Houve choques entre polícia e bandidos na Lagoa. Na comunidade de São Carlos traficantes de bandos diferentes entraram em choque. Ao proteger o filho no tiroteio desenfreado, uma jovem mãe foi morta.
Na tv, as pessoas falavam de reféns nas mãos dos traficantes. Acrescentei que na realidade há mais de um milhão de reféns nas mãos de traficantes e milicianos no Rio.
Desde as últimas décadas do século passado, divulguei mapas mostrando como o Rio é dividido entre tráfico e milícia.
Essas regiões são intocadas. Inclusive durante as campanhas eleitorais eles deixam entrar apenas os candidatos que lhes são simpáticos.
Nunca aceitei essa situação. Algumas vezes, tive de sair um pouco as pressas, com medo dos fuzis e metralhadoras.
Não há solução para isso. Seria preciso uma decisão social muito clara para libertar as áreas ocupadas do Rio. Além disso, seria necessária uma tática especial.
A idéia de a policia entrar na favela atirando e desrespeitando a população torna mais ineficaz ainda a política de segurança.
Não há solução à vista. O Governador está às voltas com o impeachment. O prefeito luta pela reeleição. O governo federal é limitado, em primeiro lugar pela sua proximidade com as milícias, em segundo lugar pela suas opções táticas violentas, inadequadas para esse tipo de conflito.
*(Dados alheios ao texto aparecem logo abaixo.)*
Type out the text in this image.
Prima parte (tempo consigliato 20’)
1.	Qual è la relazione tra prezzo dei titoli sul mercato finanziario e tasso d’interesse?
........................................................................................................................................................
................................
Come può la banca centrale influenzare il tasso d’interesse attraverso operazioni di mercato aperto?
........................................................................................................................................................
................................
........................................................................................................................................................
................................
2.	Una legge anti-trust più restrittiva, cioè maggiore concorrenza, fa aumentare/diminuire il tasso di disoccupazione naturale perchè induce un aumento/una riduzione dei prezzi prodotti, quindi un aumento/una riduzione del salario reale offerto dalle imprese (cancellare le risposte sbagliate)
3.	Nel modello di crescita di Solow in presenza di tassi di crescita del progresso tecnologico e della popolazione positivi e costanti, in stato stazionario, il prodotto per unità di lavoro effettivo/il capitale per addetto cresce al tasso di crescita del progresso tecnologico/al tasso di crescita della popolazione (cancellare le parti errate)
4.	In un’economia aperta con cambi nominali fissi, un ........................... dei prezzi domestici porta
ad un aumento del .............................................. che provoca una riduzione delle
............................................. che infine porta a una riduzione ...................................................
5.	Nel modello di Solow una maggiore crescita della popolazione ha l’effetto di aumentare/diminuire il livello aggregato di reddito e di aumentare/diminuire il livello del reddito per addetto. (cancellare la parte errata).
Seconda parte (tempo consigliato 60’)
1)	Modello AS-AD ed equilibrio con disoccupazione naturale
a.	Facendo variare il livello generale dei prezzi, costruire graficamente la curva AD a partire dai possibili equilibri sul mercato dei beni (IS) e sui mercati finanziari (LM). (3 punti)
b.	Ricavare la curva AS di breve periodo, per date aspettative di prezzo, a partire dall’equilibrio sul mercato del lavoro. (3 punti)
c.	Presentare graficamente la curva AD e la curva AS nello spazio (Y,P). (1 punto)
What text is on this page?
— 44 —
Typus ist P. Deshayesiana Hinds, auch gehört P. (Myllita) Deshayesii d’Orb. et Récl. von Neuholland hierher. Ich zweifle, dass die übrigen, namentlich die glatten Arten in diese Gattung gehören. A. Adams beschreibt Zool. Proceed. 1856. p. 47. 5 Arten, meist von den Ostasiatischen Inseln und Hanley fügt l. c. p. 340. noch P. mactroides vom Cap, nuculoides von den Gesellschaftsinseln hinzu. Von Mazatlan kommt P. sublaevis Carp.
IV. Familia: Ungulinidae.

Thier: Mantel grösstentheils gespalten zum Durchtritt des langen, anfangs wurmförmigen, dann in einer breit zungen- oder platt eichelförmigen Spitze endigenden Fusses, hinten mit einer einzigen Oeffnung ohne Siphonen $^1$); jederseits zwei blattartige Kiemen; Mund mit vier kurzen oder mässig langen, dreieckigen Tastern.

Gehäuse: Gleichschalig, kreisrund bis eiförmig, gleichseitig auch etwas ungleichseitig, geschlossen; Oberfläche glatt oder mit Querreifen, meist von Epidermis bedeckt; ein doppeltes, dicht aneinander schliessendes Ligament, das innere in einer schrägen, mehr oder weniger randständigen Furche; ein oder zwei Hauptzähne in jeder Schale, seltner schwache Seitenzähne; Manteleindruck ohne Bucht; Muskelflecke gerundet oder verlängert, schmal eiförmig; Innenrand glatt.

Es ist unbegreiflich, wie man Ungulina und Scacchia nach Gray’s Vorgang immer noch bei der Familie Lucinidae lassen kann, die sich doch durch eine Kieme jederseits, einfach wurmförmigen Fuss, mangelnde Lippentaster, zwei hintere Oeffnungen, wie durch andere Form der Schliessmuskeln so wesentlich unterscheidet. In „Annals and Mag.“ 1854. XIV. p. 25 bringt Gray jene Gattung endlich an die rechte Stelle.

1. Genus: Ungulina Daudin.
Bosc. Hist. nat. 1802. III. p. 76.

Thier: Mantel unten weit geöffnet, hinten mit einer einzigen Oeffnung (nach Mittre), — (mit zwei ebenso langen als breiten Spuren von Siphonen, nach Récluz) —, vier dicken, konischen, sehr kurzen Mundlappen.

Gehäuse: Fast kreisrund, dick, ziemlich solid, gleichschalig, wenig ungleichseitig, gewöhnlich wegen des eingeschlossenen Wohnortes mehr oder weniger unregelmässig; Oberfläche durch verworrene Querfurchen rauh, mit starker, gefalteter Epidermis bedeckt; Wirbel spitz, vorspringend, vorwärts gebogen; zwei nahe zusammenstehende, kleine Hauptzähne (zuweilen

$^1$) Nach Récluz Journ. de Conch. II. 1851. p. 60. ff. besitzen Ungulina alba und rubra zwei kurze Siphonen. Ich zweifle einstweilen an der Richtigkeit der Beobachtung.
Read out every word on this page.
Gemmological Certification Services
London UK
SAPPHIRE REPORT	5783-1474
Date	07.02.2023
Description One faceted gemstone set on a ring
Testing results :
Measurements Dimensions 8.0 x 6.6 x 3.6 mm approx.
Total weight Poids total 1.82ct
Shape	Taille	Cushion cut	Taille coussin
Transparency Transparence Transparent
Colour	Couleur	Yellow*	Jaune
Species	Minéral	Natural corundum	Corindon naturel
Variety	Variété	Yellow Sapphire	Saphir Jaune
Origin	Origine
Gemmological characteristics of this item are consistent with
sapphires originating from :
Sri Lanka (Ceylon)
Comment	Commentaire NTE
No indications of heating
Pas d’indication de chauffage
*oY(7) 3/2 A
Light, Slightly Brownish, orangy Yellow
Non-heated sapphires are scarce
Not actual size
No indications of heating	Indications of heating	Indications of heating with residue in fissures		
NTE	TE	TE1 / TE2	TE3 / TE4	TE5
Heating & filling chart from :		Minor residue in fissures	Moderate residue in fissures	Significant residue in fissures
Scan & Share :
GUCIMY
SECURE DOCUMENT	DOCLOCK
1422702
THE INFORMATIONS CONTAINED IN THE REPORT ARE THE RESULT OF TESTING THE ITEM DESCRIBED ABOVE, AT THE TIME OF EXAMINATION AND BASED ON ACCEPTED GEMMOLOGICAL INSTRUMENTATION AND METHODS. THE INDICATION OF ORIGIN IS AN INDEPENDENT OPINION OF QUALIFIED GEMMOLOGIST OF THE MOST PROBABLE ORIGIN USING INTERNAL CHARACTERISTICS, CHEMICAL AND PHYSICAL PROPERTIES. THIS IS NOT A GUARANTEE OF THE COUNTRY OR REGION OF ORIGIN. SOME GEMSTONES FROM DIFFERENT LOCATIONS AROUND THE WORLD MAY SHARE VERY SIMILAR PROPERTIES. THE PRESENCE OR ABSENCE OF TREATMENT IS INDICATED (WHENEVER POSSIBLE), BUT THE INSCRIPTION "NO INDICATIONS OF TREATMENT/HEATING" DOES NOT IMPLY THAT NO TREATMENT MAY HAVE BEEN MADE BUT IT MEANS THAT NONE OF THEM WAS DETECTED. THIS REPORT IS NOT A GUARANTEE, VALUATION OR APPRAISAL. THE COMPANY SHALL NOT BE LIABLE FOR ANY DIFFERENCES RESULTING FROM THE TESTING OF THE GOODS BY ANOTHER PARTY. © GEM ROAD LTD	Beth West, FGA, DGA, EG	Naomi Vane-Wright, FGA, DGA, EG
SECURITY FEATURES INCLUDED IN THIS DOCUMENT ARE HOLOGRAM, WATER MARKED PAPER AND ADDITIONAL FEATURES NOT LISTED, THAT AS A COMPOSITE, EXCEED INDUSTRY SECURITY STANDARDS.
Nos Estados Unidos coisas ruins acontecem. Mas a sociedade se move. O movimento de solidariedade pelo fuzilamento de um negro pelas costas, em Kenosha, Wisconsin, tornou-se nacional. A NBA fez uma paralisação simbólica, houve repercussão no basquete feminino, no futebol americano e no tênis.
Eles estão pressionando por soluções. Aqui parece que ficamos anestesiados. Inclusive os barulhos de tiros começam mesmo a parecer com fogos de artifício.
Se continuar assim, cairemos sob o domínio de milícias e traficantes numa escala ainda mais alarmante do que agora.